The thing tilted its head. I am what you carry now. I am the Echo. You called, even before you knew it.
Calen recoiled. "I didn't call anything! I… I'm not… I—"
The Echo extended a finger, brushing against his forehead, and the world wrenched itself apart. Memories, foreign yet painfully vivid, surged into him. He saw a battlefield drenched in blood, a child crying for someone long gone, the smell of fire, the sound of steel on steel. His stomach turned; he doubled over, heaving into nothing.
"Stop!" he screamed, but even that was swallowed. He felt his mind fragmenting, threads of his own memories tangling with these alien images. The sensation was unbearable. He collapsed, curling into a ball on the rooftop, tears streaking his face.
Calen… choose. Claim, or be consumed.
He swallowed. His chest heaved. Something inside him snapped—or maybe something inside him awoke. A faint heat bloomed in his chest, spreading outward, and the sigil glowed brighter. The Echo's voice became sharper, insistent. Control me. Or I will control you.

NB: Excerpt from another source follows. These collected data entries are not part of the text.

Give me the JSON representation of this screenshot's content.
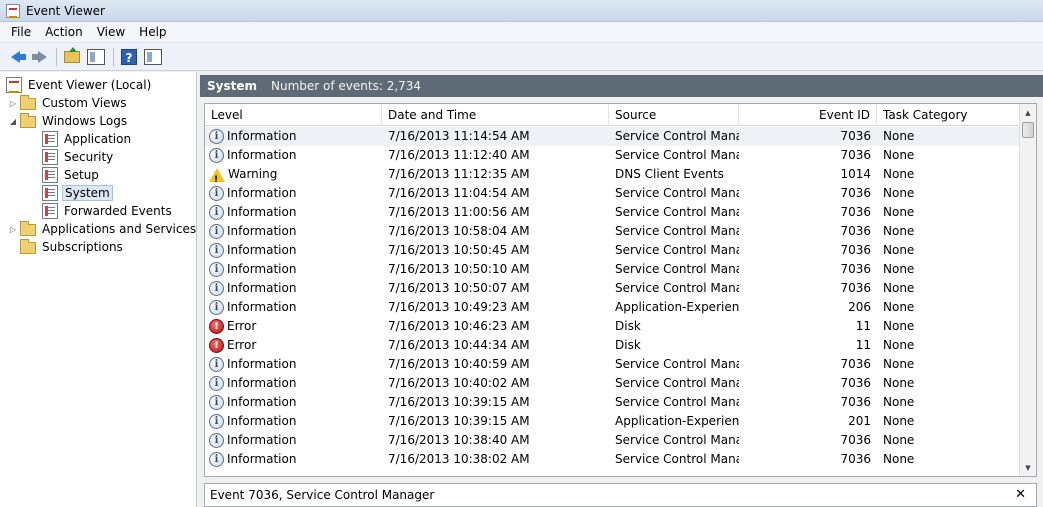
{
  "window": {
    "title": "Event Viewer"
  },
  "menu": [
    "File",
    "Action",
    "View",
    "Help"
  ],
  "tree": {
    "root": "Event Viewer (Local)",
    "custom_views": "Custom Views",
    "windows_logs": "Windows Logs",
    "application": "Application",
    "security": "Security",
    "setup": "Setup",
    "system": "System",
    "forwarded": "Forwarded Events",
    "apps_services": "Applications and Services Logs",
    "subscriptions": "Subscriptions"
  },
  "panel": {
    "log_name": "System",
    "count": "Number of events: 2,734"
  },
  "columns": {
    "level": "Level",
    "date": "Date and Time",
    "source": "Source",
    "event_id": "Event ID",
    "category": "Task Category"
  },
  "events": [
    {
      "level": "Information",
      "type": "info",
      "date": "7/16/2013 11:14:54 AM",
      "source": "Service Control Mana...",
      "id": "7036",
      "category": "None"
    },
    {
      "level": "Information",
      "type": "info",
      "date": "7/16/2013 11:12:40 AM",
      "source": "Service Control Mana...",
      "id": "7036",
      "category": "None"
    },
    {
      "level": "Warning",
      "type": "warning",
      "date": "7/16/2013 11:12:35 AM",
      "source": "DNS Client Events",
      "id": "1014",
      "category": "None"
    },
    {
      "level": "Information",
      "type": "info",
      "date": "7/16/2013 11:04:54 AM",
      "source": "Service Control Mana...",
      "id": "7036",
      "category": "None"
    },
    {
      "level": "Information",
      "type": "info",
      "date": "7/16/2013 11:00:56 AM",
      "source": "Service Control Mana...",
      "id": "7036",
      "category": "None"
    },
    {
      "level": "Information",
      "type": "info",
      "date": "7/16/2013 10:58:04 AM",
      "source": "Service Control Mana...",
      "id": "7036",
      "category": "None"
    },
    {
      "level": "Information",
      "type": "info",
      "date": "7/16/2013 10:50:45 AM",
      "source": "Service Control Mana...",
      "id": "7036",
      "category": "None"
    },
    {
      "level": "Information",
      "type": "info",
      "date": "7/16/2013 10:50:10 AM",
      "source": "Service Control Mana...",
      "id": "7036",
      "category": "None"
    },
    {
      "level": "Information",
      "type": "info",
      "date": "7/16/2013 10:50:07 AM",
      "source": "Service Control Mana...",
      "id": "7036",
      "category": "None"
    },
    {
      "level": "Information",
      "type": "info",
      "date": "7/16/2013 10:49:23 AM",
      "source": "Application-Experience",
      "id": "206",
      "category": "None"
    },
    {
      "level": "Error",
      "type": "error",
      "date": "7/16/2013 10:46:23 AM",
      "source": "Disk",
      "id": "11",
      "category": "None"
    },
    {
      "level": "Error",
      "type": "error",
      "date": "7/16/2013 10:44:34 AM",
      "source": "Disk",
      "id": "11",
      "category": "None"
    },
    {
      "level": "Information",
      "type": "info",
      "date": "7/16/2013 10:40:59 AM",
      "source": "Service Control Mana...",
      "id": "7036",
      "category": "None"
    },
    {
      "level": "Information",
      "type": "info",
      "date": "7/16/2013 10:40:02 AM",
      "source": "Service Control Mana...",
      "id": "7036",
      "category": "None"
    },
    {
      "level": "Information",
      "type": "info",
      "date": "7/16/2013 10:39:15 AM",
      "source": "Service Control Mana...",
      "id": "7036",
      "category": "None"
    },
    {
      "level": "Information",
      "type": "info",
      "date": "7/16/2013 10:39:15 AM",
      "source": "Application-Experience",
      "id": "201",
      "category": "None"
    },
    {
      "level": "Information",
      "type": "info",
      "date": "7/16/2013 10:38:40 AM",
      "source": "Service Control Mana...",
      "id": "7036",
      "category": "None"
    },
    {
      "level": "Information",
      "type": "info",
      "date": "7/16/2013 10:38:02 AM",
      "source": "Service Control Mana...",
      "id": "7036",
      "category": "None"
    }
  ],
  "details": {
    "title": "Event 7036, Service Control Manager",
    "close": "✕"
  }
}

Instinct, raw and brutal, took over. He imagined grabbing the shadow, gripping it, bending it to his will. And to his disbelief, it shrieked and obeyed. The black mass contorted around his hands, forming shapes that mimicked what he wanted: shields, blades, strange appendages that twisted and stretched as if alive.
He screamed again—half fear, half exhilaration. The Echo pulsed with every heartbeat, thrumming through his veins. It was intoxicating. He hadn't felt power like this before. Not ever. The hunger, the thrill, the sheer, terrifying presence of it—it was everything and nothing at once.
And then, as quickly as it had come, it receded. The Echo floated behind him, inert but present, coiled like a predator waiting for its next command. Calen collapsed onto the rooftop, gasping, shaking, tears and sweat streaked across his face.
He could hear his own heartbeat, loud and frantic. He could feel the city, the void he'd been thrown into, the faint, lingering presence of a thousand memories that weren't his. And above all, he could feel the Echo—alive, patient, watching.
He muttered a broken laugh. "Great. Just… great. Fucking perfect."
The night sky above the ruined city seemed to press closer, as if waiting for him to do something. Anything. And in the shadows, unseen and patient, the city waited too.
Calen wasn't sure if he had survived, or if he had simply begun something far worse than death. Either way, he knew one thing for certain: nothing would ever be the same again.
The first whisper had chosen him—and he had answered.